Namun melihat kompleksitas masalah tersebut, sebenarnya siapa sih penduduk asli wilayah di sepanjang Laut Mediterania itu?Â
Nah untuk menjawab pertanyaan rumit ini, saya mencoba mereview dan meringkas tugas saya semester lalu soal sejarah bangsa Palestina dan keberadaan Israel dalam mata kuliah Sejarah Kawasan Timur Tengah. Semoga bermanfaat.
Waktu itu, saya membagi tiga sudut pandang yakni dari sudut pandang Israel, Palestina, dan Netral.
Sudut Pandang Israel
Kalau merujuk pada mayoritas pendapat dari Israel, tentu saja mereka yakin seratus persen bahwa merekalah penduduk asli wilayah Palestina-Israel. Mereka tidak sudi disebut sebagai bangsa penjajah atau pencaplok wilayah orang lain. Lihat video wawancara random terhadap warga Israel berikut:
Israel membagi keyakinan menjadi dua, dua hal ini disebut Hagada dan Khalaha. Hagada adalah peristiwa yang merujuk pada hijrah/diaspora/pengasingan dan peristiwa kembali/pulang/aliyah/migrasi besar-besaran.
Bangsa Israel merasa sering terusir, dari zaman nenek moyang mereka, salah satunya Yosef yang dibuang oleh saudara-saudaranya dari tanah Kanaan lalu sukses di Mesir. Lalu mereka kembali lagi ke tanah Kanaan (wilayah Palestina-Israel) ketika Moses dan pengikutnya (keturunan Yakuuv/ayah Yosef) dikejar-kejar pasukan Firaun di Mesir dengan membelah laut.
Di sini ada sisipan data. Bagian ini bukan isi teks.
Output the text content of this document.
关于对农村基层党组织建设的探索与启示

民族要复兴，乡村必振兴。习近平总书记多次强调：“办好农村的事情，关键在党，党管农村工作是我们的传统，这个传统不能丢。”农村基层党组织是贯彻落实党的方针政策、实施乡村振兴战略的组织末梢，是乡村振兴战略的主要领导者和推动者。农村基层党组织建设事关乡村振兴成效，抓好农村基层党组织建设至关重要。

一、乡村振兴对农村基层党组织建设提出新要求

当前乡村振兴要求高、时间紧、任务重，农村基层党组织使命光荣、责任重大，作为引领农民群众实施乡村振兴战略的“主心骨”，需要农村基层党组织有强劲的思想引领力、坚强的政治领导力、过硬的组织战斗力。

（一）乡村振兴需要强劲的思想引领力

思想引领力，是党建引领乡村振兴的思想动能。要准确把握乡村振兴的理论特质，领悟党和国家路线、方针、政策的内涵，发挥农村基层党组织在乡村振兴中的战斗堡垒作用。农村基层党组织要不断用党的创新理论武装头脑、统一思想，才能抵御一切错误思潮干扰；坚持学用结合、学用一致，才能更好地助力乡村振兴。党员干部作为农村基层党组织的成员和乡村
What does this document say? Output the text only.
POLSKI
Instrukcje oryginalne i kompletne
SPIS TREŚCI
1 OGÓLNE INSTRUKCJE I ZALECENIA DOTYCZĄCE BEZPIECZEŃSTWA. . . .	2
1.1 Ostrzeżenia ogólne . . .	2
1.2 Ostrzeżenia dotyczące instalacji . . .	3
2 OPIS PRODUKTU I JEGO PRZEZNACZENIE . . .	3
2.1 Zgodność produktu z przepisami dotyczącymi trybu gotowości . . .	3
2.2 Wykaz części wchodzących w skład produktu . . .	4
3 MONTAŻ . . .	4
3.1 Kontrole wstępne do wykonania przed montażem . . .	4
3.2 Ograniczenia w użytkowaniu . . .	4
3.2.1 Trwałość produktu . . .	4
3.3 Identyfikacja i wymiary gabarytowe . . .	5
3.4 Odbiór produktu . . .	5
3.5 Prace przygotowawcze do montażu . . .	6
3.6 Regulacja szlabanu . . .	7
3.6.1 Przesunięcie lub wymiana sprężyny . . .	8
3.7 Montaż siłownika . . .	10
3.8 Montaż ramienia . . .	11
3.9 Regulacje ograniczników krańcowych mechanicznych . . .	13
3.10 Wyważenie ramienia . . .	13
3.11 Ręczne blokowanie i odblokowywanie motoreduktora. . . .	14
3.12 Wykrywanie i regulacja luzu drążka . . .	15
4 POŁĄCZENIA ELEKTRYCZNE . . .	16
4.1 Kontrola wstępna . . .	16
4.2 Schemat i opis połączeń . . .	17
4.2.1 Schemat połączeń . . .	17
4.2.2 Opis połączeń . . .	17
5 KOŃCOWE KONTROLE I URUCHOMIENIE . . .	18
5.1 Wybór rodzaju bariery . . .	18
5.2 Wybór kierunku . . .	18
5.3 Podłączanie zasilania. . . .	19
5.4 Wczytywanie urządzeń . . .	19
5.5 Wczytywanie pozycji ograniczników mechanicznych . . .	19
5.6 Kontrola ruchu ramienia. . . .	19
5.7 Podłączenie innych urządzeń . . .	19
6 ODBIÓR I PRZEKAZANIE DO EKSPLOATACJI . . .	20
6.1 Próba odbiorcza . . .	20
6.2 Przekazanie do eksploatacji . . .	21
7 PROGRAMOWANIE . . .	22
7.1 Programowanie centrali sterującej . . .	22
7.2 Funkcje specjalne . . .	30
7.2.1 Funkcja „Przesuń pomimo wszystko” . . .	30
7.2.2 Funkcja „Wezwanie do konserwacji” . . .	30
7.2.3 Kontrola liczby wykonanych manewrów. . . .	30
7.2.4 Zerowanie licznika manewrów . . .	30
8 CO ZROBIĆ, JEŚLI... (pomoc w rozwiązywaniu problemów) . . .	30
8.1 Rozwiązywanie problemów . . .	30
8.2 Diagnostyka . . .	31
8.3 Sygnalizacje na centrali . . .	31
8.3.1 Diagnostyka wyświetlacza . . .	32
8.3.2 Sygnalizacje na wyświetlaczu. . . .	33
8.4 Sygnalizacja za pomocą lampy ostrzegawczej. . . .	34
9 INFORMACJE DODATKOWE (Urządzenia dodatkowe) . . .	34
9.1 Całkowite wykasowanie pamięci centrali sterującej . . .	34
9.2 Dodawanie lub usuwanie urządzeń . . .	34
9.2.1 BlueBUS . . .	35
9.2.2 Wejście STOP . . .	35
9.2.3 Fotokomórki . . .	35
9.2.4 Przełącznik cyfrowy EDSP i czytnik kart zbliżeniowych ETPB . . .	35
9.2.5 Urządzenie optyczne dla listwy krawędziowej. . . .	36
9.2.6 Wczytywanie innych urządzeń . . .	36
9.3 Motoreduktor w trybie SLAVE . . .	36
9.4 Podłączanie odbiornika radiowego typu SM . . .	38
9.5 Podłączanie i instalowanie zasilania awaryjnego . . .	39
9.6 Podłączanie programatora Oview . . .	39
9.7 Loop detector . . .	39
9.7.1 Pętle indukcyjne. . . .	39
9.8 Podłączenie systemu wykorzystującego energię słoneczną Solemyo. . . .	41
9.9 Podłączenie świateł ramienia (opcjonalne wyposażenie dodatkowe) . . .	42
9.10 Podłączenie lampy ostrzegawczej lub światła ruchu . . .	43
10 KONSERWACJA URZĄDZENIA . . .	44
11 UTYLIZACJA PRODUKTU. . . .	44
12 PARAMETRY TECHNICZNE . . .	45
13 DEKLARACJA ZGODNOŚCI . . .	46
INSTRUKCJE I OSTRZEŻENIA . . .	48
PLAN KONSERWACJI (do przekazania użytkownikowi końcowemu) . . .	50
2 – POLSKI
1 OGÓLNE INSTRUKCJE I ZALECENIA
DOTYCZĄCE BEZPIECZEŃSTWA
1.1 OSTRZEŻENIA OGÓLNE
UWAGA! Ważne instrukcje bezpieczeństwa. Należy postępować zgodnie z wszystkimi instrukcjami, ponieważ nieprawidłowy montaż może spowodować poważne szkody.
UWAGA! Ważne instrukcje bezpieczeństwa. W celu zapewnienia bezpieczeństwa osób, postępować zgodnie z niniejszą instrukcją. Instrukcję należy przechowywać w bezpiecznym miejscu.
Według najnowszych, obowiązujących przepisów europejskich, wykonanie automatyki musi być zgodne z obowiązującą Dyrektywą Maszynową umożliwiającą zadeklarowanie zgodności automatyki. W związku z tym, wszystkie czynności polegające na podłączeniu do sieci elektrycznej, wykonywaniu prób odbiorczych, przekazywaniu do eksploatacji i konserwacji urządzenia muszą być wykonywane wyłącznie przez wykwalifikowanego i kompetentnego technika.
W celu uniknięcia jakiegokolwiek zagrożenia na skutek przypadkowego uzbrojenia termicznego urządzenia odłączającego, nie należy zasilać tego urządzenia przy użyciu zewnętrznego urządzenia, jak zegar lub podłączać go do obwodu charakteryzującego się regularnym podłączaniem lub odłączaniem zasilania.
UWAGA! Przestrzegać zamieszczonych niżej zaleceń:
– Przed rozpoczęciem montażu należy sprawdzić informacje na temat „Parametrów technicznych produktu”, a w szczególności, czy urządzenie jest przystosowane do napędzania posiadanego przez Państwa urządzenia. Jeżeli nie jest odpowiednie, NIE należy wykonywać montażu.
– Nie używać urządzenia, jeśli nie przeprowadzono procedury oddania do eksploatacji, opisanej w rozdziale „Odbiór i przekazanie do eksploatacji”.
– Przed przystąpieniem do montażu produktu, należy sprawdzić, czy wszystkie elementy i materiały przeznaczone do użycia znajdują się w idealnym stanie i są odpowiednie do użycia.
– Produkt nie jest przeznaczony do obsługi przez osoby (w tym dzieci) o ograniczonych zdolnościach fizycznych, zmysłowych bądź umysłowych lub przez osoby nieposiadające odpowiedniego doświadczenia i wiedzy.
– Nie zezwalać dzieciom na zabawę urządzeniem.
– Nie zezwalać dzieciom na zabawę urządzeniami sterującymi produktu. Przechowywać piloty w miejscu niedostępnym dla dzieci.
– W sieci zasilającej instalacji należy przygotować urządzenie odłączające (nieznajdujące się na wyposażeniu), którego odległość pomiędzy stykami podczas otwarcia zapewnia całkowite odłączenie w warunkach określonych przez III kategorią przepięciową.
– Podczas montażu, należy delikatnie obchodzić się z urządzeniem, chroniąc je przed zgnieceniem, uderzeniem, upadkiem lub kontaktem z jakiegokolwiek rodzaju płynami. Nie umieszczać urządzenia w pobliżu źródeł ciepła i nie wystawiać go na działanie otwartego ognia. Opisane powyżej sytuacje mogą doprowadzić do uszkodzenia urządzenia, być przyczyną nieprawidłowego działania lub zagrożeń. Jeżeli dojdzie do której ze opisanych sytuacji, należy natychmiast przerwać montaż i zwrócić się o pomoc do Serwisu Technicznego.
Bangsa Israel kembali terusir ketika Raja Nebuchadnezzar II memimpin. Dan uniknya, bangsa Israel kembali lagi ke Kanaan ketika King Cyrus berkuasa pada sekitar tahun 539 SM. King Cyrus ini mengijinkan bangsa Israel yang beragama Yahudi untuk membangun kembali kuil mereka.
Dari sinilah, bangsa yang dinisbatkan pada keturunan Yaakuv (Islam mengenal Yaqub), mendirikan kerajaan bercorak Yahudi, sampai mereka berdiaspora ke berbagai wilayah dan ada pula yang menetap lama/hidup berdampingan dengan bangsa lain di tanah Kanaan.
Ketika Nazi membasmi jutaan Yahudi di Eropa, mereka merasa terpanggil untuk kembali ke tanah nenek moyang mereka tepatnya di wilayah yang waktu itu masih dijajah oleh Inggris dan termasuk satu dari sekian banyak provinsi Dinasti Utsmaniyah.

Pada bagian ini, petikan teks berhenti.